6. COVENANTS OF THE COMPANY.
(a) Effectiveness of the Registration Statement. While any amounts are due and outstanding under the Note the Company shall maintain the effectiveness of the Registration Statement, except for any time during which the SEC reviews any successor Registration Statement, post-effective amendment to any Registration Statement, prospectus supplement to any Registration Statement or other filing necessary to register securities to be offered and sold by the Company.
(b) Use of Proceeds. The Company will use the proceeds from the Note for working capital and other general corporate purposes.
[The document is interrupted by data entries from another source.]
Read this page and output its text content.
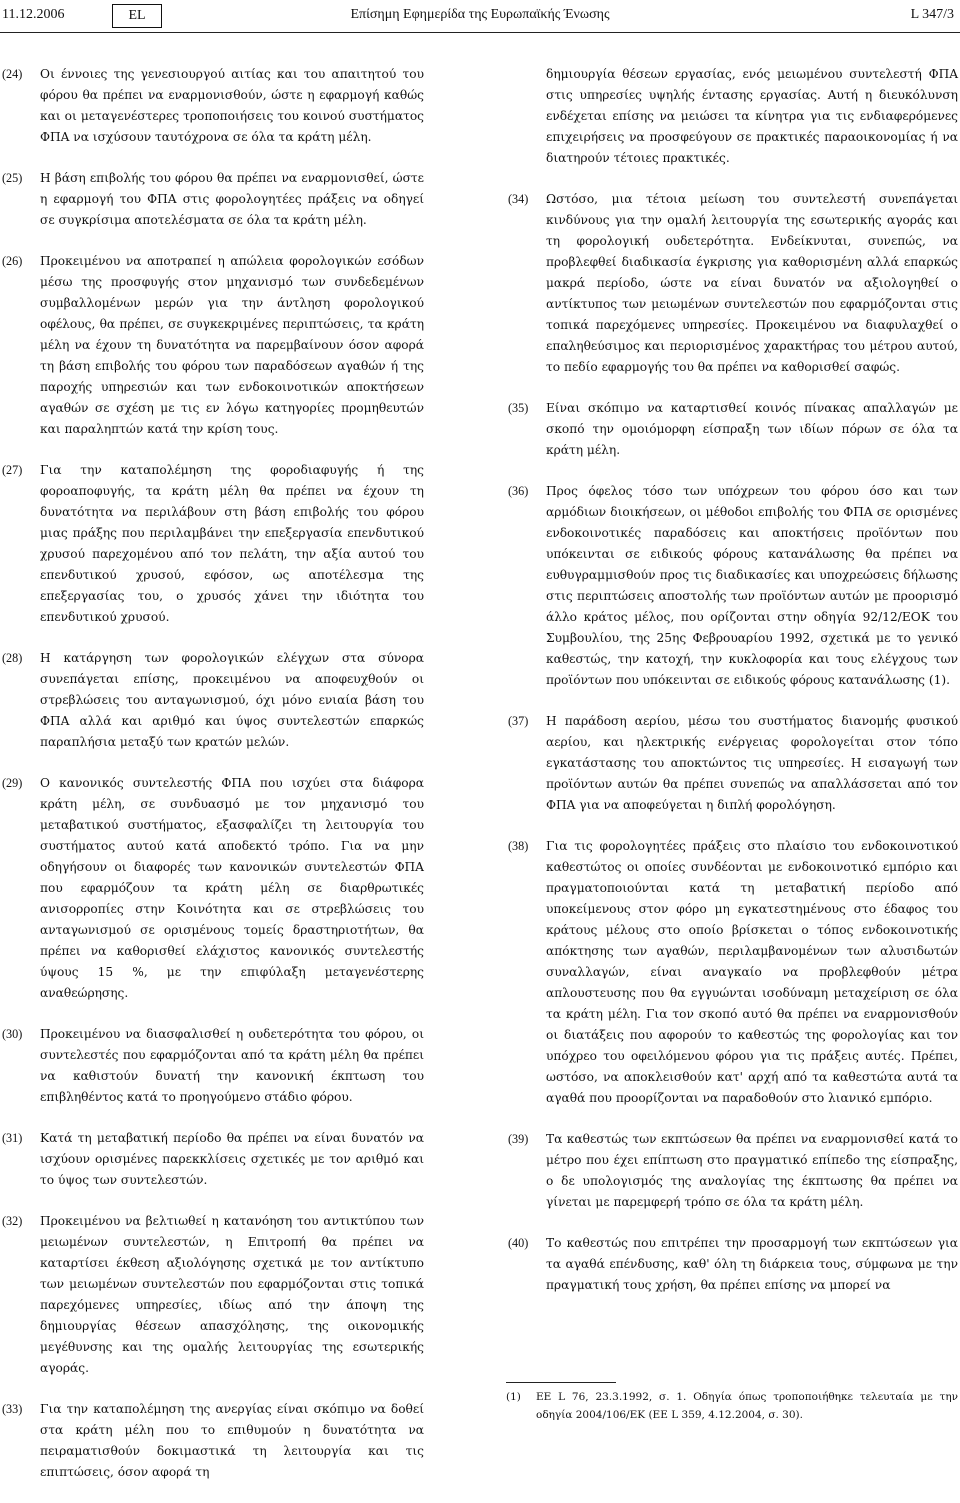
11.12.2006	EL	Επίσημη Εφημερίδα της Ευρωπαϊκής Ένωσης	L 347/3
(24)	Οι έννοιες της γενεσιουργού αιτίας και του απαιτητού του φόρου θα πρέπει να εναρμονισθούν, ώστε η εφαρμογή καθώς και οι μεταγενέστερες τροποποιήσεις του κοινού συστήματος ΦΠΑ να ισχύσουν ταυτόχρονα σε όλα τα κράτη μέλη.
(25)	Η βάση επιβολής του φόρου θα πρέπει να εναρμονισθεί, ώστε η εφαρμογή του ΦΠΑ στις φορολογητέες πράξεις να οδηγεί σε συγκρίσιμα αποτελέσματα σε όλα τα κράτη μέλη.
(26)	Προκειμένου να αποτραπεί η απώλεια φορολογικών εσόδων μέσω της προσφυγής στον μηχανισμό των συνδεδεμένων συμβαλλομένων μερών για την άντληση φορολογικού οφέλους, θα πρέπει, σε συγκεκριμένες περιπτώσεις, τα κράτη μέλη να έχουν τη δυνατότητα να παρεμβαίνουν όσον αφορά τη βάση επιβολής του φόρου των παραδόσεων αγαθών ή της παροχής υπηρεσιών και των ενδοκοινοτικών αποκτήσεων αγαθών σε σχέση με τις εν λόγω κατηγορίες προμηθευτών και παραληπτών κατά την κρίση τους.
(27)	Για την καταπολέμηση της φοροδιαφυγής ή της φοροαποφυγής, τα κράτη μέλη θα πρέπει να έχουν τη δυνατότητα να περιλάβουν στη βάση επιβολής του φόρου μιας πράξης που περιλαμβάνει την επεξεργασία επενδυτικού χρυσού παρεχομένου από τον πελάτη, την αξία αυτού του επενδυτικού χρυσού, εφόσον, ως αποτέλεσμα της επεξεργασίας του, ο χρυσός χάνει την ιδιότητα του επενδυτικού χρυσού.
(28)	Η κατάργηση των φορολογικών ελέγχων στα σύνορα συνεπάγεται επίσης, προκειμένου να αποφευχθούν οι στρεβλώσεις του ανταγωνισμού, όχι μόνο ενιαία βάση του ΦΠΑ αλλά και αριθμό και ύψος συντελεστών επαρκώς παραπλήσια μεταξύ των κρατών μελών.
(29)	Ο κανονικός συντελεστής ΦΠΑ που ισχύει στα διάφορα κράτη μέλη, σε συνδυασμό με τον μηχανισμό του μεταβατικού συστήματος, εξασφαλίζει τη λειτουργία του συστήματος αυτού κατά αποδεκτό τρόπο. Για να μην οδηγήσουν οι διαφορές των κανονικών συντελεστών ΦΠΑ που εφαρμόζουν τα κράτη μέλη σε διαρθρωτικές ανισορροπίες στην Κοινότητα και σε στρεβλώσεις του ανταγωνισμού σε ορισμένους τομείς δραστηριοτήτων, θα πρέπει να καθορισθεί ελάχιστος κανονικός συντελεστής ύψους 15 %, με την επιφύλαξη μεταγενέστερης αναθεώρησης.
(30)	Προκειμένου να διασφαλισθεί η ουδετερότητα του φόρου, οι συντελεστές που εφαρμόζονται από τα κράτη μέλη θα πρέπει να καθιστούν δυνατή την κανονική έκπτωση του επιβληθέντος κατά το προηγούμενο στάδιο φόρου.
(31)	Κατά τη μεταβατική περίοδο θα πρέπει να είναι δυνατόν να ισχύουν ορισμένες παρεκκλίσεις σχετικές με τον αριθμό και το ύψος των συντελεστών.
(32)	Προκειμένου να βελτιωθεί η κατανόηση του αντικτύπου των μειωμένων συντελεστών, η Επιτροπή θα πρέπει να καταρτίσει έκθεση αξιολόγησης σχετικά με τον αντίκτυπο των μειωμένων συντελεστών που εφαρμόζονται στις τοπικά παρεχόμενες υπηρεσίες, ιδίως από την άποψη της δημιουργίας θέσεων απασχόλησης, της οικονομικής μεγέθυνσης και της ομαλής λειτουργίας της εσωτερικής αγοράς.
(33)	Για την καταπολέμηση της ανεργίας είναι σκόπιμο να δοθεί στα κράτη μέλη που το επιθυμούν η δυνατότητα να πειραματισθούν δοκιμαστικά τη λειτουργία και τις επιπτώσεις, όσον αφορά τη
δημιουργία θέσεων εργασίας, ενός μειωμένου συντελεστή ΦΠΑ στις υπηρεσίες υψηλής έντασης εργασίας. Αυτή η διευκόλυνση ενδέχεται επίσης να μειώσει τα κίνητρα για τις ενδιαφερόμενες επιχειρήσεις να προσφεύγουν σε πρακτικές παραοικονομίας ή να διατηρούν τέτοιες πρακτικές.
(34)	Ωστόσο, μια τέτοια μείωση του συντελεστή συνεπάγεται κινδύνους για την ομαλή λειτουργία της εσωτερικής αγοράς και τη φορολογική ουδετερότητα. Ενδείκνυται, συνεπώς, να προβλεφθεί διαδικασία έγκρισης για καθορισμένη αλλά επαρκώς μακρά περίοδο, ώστε να είναι δυνατόν να αξιολογηθεί ο αντίκτυπος των μειωμένων συντελεστών που εφαρμόζονται στις τοπικά παρεχόμενες υπηρεσίες. Προκειμένου να διαφυλαχθεί ο επαληθεύσιμος και περιορισμένος χαρακτήρας του μέτρου αυτού, το πεδίο εφαρμογής του θα πρέπει να καθορισθεί σαφώς.
(35)	Είναι σκόπιμο να καταρτισθεί κοινός πίνακας απαλλαγών με σκοπό την ομοιόμορφη είσπραξη των ιδίων πόρων σε όλα τα κράτη μέλη.
(36)	Προς όφελος τόσο των υπόχρεων του φόρου όσο και των αρμόδιων διοικήσεων, οι μέθοδοι επιβολής του ΦΠΑ σε ορισμένες ενδοκοινοτικές παραδόσεις και αποκτήσεις προϊόντων που υπόκεινται σε ειδικούς φόρους κατανάλωσης θα πρέπει να ευθυγραμμισθούν προς τις διαδικασίες και υποχρεώσεις δήλωσης στις περιπτώσεις αποστολής των προϊόντων αυτών με προορισμό άλλο κράτος μέλος, που ορίζονται στην οδηγία 92/12/ΕΟΚ του Συμβουλίου, της 25ης Φεβρουαρίου 1992, σχετικά με το γενικό καθεστώς, την κατοχή, την κυκλοφορία και τους ελέγχους των προϊόντων που υπόκεινται σε ειδικούς φόρους κατανάλωσης (1).
(37)	Η παράδοση αερίου, μέσω του συστήματος διανομής φυσικού αερίου, και ηλεκτρικής ενέργειας φορολογείται στον τόπο εγκατάστασης του αποκτώντος τις υπηρεσίες. Η εισαγωγή των προϊόντων αυτών θα πρέπει συνεπώς να απαλλάσσεται από τον ΦΠΑ για να αποφεύγεται η διπλή φορολόγηση.
(38)	Για τις φορολογητέες πράξεις στο πλαίσιο του ενδοκοινοτικού καθεστώτος οι οποίες συνδέονται με ενδοκοινοτικό εμπόριο και πραγματοποιούνται κατά τη μεταβατική περίοδο από υποκείμενους στον φόρο μη εγκατεστημένους στο έδαφος του κράτους μέλους στο οποίο βρίσκεται ο τόπος ενδοκοινοτικής απόκτησης των αγαθών, περιλαμβανομένων των αλυσιδωτών συναλλαγών, είναι αναγκαίο να προβλεφθούν μέτρα απλουστευσης που θα εγγυώνται ισοδύναμη μεταχείριση σε όλα τα κράτη μέλη. Για τον σκοπό αυτό θα πρέπει να εναρμονισθούν οι διατάξεις που αφορούν το καθεστώς της φορολογίας και τον υπόχρεο του οφειλόμενου φόρου για τις πράξεις αυτές. Πρέπει, ωστόσο, να αποκλεισθούν κατ' αρχή από τα καθεστώτα αυτά τα αγαθά που προορίζονται να παραδοθούν στο λιανικό εμπόριο.
(39)	Τα καθεστώς των εκπτώσεων θα πρέπει να εναρμονισθεί κατά το μέτρο που έχει επίπτωση στο πραγματικό επίπεδο της είσπραξης, ο δε υπολογισμός της αναλογίας της έκπτωσης θα πρέπει να γίνεται με παρεμφερή τρόπο σε όλα τα κράτη μέλη.
(40)	Το καθεστώς που επιτρέπει την προσαρμογή των εκπτώσεων για τα αγαθά επένδυσης, καθ' όλη τη διάρκεια τους, σύμφωνα με την πραγματική τους χρήση, θα πρέπει επίσης να μπορεί να
(1)	ΕΕ L 76, 23.3.1992, σ. 1. Οδηγία όπως τροποποιήθηκε τελευταία με την οδηγία 2004/106/ΕΚ (ΕΕ L 359, 4.12.2004, σ. 30).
Neither the Company nor any Subsidiary will, directly or indirectly, use the proceeds of the transactions contemplated herein, or lend, contribute, facilitate or otherwise make available such proceeds to any Person (i) to fund, either directly or indirectly, any activities or business of or with any Person that is identified on the list of Specially Designated Nationals and Blocker Persons maintained by OFAC, or in any country or territory, that, at the time of such funding, is, or whose government is, the subject of Sanctions or Sanctions Programs, (iv) or in any manner or in a country or territory, that, at the time of such funding, is, or whose government is, the subject of CAATSA or CAATSA Sanctions Programs or (iv) in any other manner that will result in a violation of Applicable Laws.
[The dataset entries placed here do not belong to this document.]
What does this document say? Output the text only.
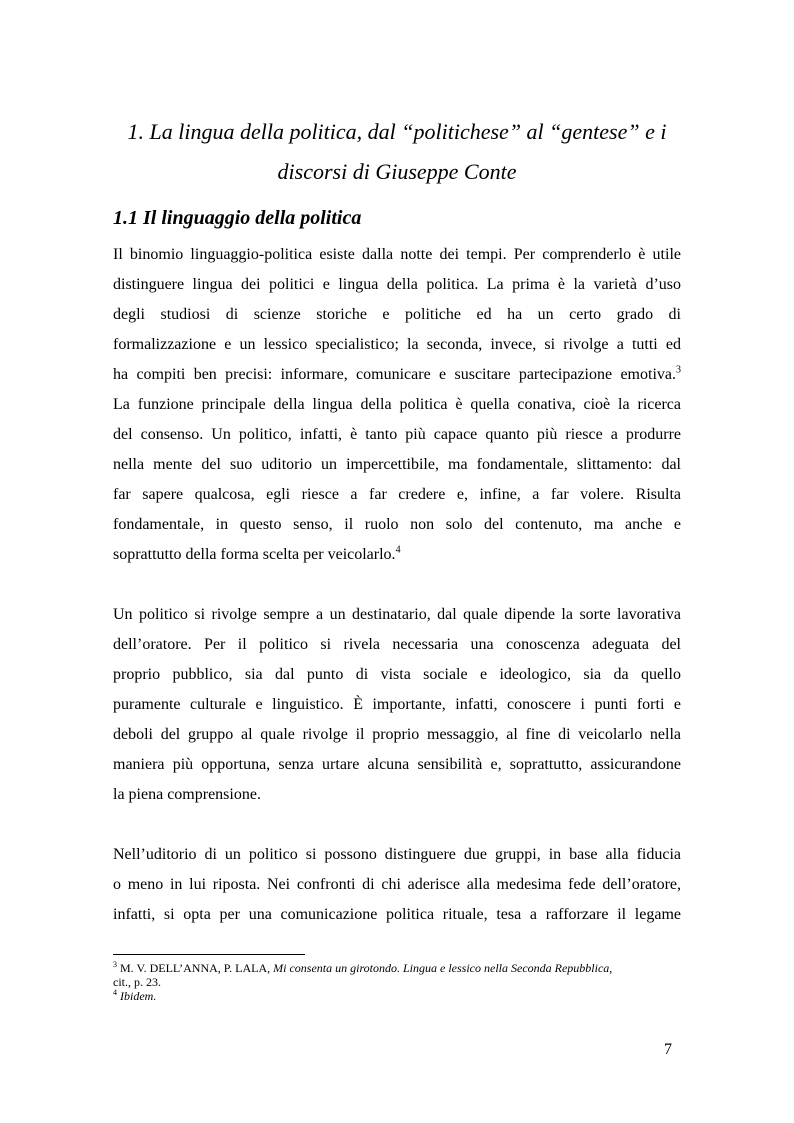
1. La lingua della politica, dal “politichese” al “gentese” e i
discorsi di Giuseppe Conte
1.1 Il linguaggio della politica
Il binomio linguaggio-politica esiste dalla notte dei tempi. Per comprenderlo è utile
distinguere lingua dei politici e lingua della politica. La prima è la varietà d’uso
degli studiosi di scienze storiche e politiche ed ha un certo grado di
formalizzazione e un lessico specialistico; la seconda, invece, si rivolge a tutti ed
ha compiti ben precisi: informare, comunicare e suscitare partecipazione emotiva.$^3$
La funzione principale della lingua della politica è quella conativa, cioè la ricerca
del consenso. Un politico, infatti, è tanto più capace quanto più riesce a produrre
nella mente del suo uditorio un impercettibile, ma fondamentale, slittamento: dal
far sapere qualcosa, egli riesce a far credere e, infine, a far volere. Risulta
fondamentale, in questo senso, il ruolo non solo del contenuto, ma anche e
soprattutto della forma scelta per veicolarlo.$^4$
Un politico si rivolge sempre a un destinatario, dal quale dipende la sorte lavorativa
dell’oratore. Per il politico si rivela necessaria una conoscenza adeguata del
proprio pubblico, sia dal punto di vista sociale e ideologico, sia da quello
puramente culturale e linguistico. È importante, infatti, conoscere i punti forti e
deboli del gruppo al quale rivolge il proprio messaggio, al fine di veicolarlo nella
maniera più opportuna, senza urtare alcuna sensibilità e, soprattutto, assicurandone
la piena comprensione.
Nell’uditorio di un politico si possono distinguere due gruppi, in base alla fiducia
o meno in lui riposta. Nei confronti di chi aderisce alla medesima fede dell’oratore,
infatti, si opta per una comunicazione politica rituale, tesa a rafforzare il legame

$^3$ M. V. DELL’ANNA, P. LALA, Mi consenta un girotondo. Lingua e lessico nella Seconda Repubblica,
cit., p. 23.

$^4$ Ibidem.

7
(c) Compliance with Laws. While any amounts are due and outstanding under the Note the Company shall comply with all Applicable Laws and will not take any action which will cause the Investor to be in violation of any such Applicable Laws.
(d) The covenants set forth above shall be ongoing during the term of the Note. The Company shall promptly notify the Investor in writing should it become aware during such period (a) of any changes to these covenants, or (b) if it cannot comply with the covenants set forth herein. The Company shall also promptly notify the Investor in writing during such period should it become aware of an investigation, litigation or regulatory action relating to an alleged or potential violation of Applicable Laws. The Company shall provide such information and documentation it may have as the Investor or any of their affiliates may reasonably request to satisfy compliance with Applicable Laws.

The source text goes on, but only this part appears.